How many features are needed to extract for PCA using python tsfresh


I'm working on a project using gas sensory data from a gas sensor array (15 sensors). When I sample gas this instrument creates a time series with the value of the resistance measured across each sensor. Since I wanted to do explanatory data analysis, to see if this instrument can separate different samples, I did feature extraction from the time series curves using Python library tsfresh.

Tsfresh generates a lot of features for every time series (around 800 I think) using different methods (steady state, fourier transform, etc...)...

My question are:

Is it ok if I use pca for dimensionality reduction on all these features, or should I select a subset of feature to use prior to the analysis?

How this large amount of features can affect the results on the pca plot?

Here is the exact function I used:

from tsfresh import extract_features

extracted_features = extract_features(joined_dfs_final, column_id="id", column_sort="time")

Solution

  • Summary: just try PCA and see if it helps you. There are many good guides, but if you are new to any data/computing method, I will always recommend looking for a guide on Machine Learning Mastery - here is the guide to Principal Components Analysis

    Body: There are two solid ways of thinking about this question.

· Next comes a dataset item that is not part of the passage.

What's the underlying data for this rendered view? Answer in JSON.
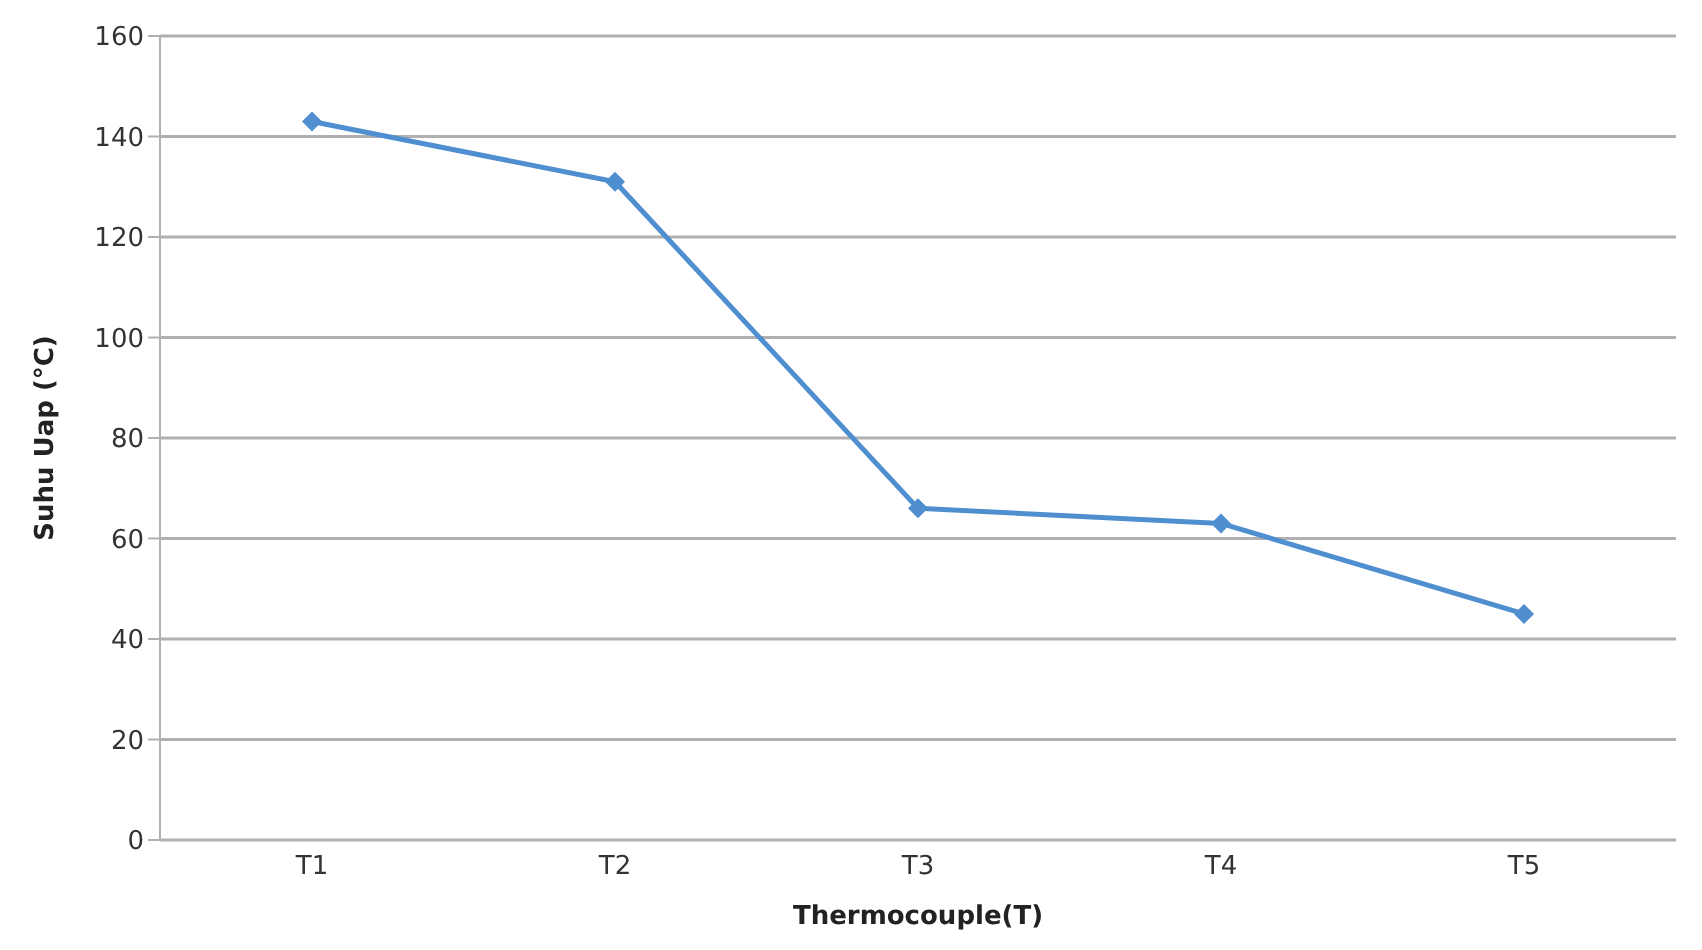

    Philosophy 1) Deliberate naivety - the methods are powerful, just apply them and see if they give you a result that helps you

    Philosophy 2) Thoughtful work - think through the relevance and assumptions of each method you use and their suitability for your use case, then apply only the valuable methods, or tailor the settings to your use case.

    It is very easy to think that Philosophy 2 is the best way, but the big success of data science is that many of the methods do work fairly well, even if they are a poor fit for the assumptions of the method applied.

    Directly answering your questions:

    Is it ok if I use PCA for dimensionality reduction on all these features, or should I select a subset of feature to use prior to the analysis?

    PCA is designed to reduce the number of features. 300 is a large number of features for a human, but not necessarily large for datasets more generally. OpenAI uses approximately 100k features to encode English language prompts.

    How this large amount of features can affect the results on the pca plot?

    Getting PCA to work on your data is easier than understanding the effects. If you can reduce your large number of dimensions to 2 or 3 dimensions then you can visualise the output with a graph. Any more than 3 dimensions, and a PCA plot like the one below will merely show you 2 dimensions out of all the output dimensions. The human brain is not designed to think of things in more than 3 dimensions. There are many measures for examining the quality of your output model though - if you are doing some unsupervised learning (also called clustering) then you might use silhouette score to tell you how good your clusters are.

    You might be trying to classify the output to some limited number of real world scenarios eg using your gas sensor figure out which of 32 weather categories are currently happening, or you might have some single value metric like the cleanliness of air output by an air purifier. There are scores for these scenarios too.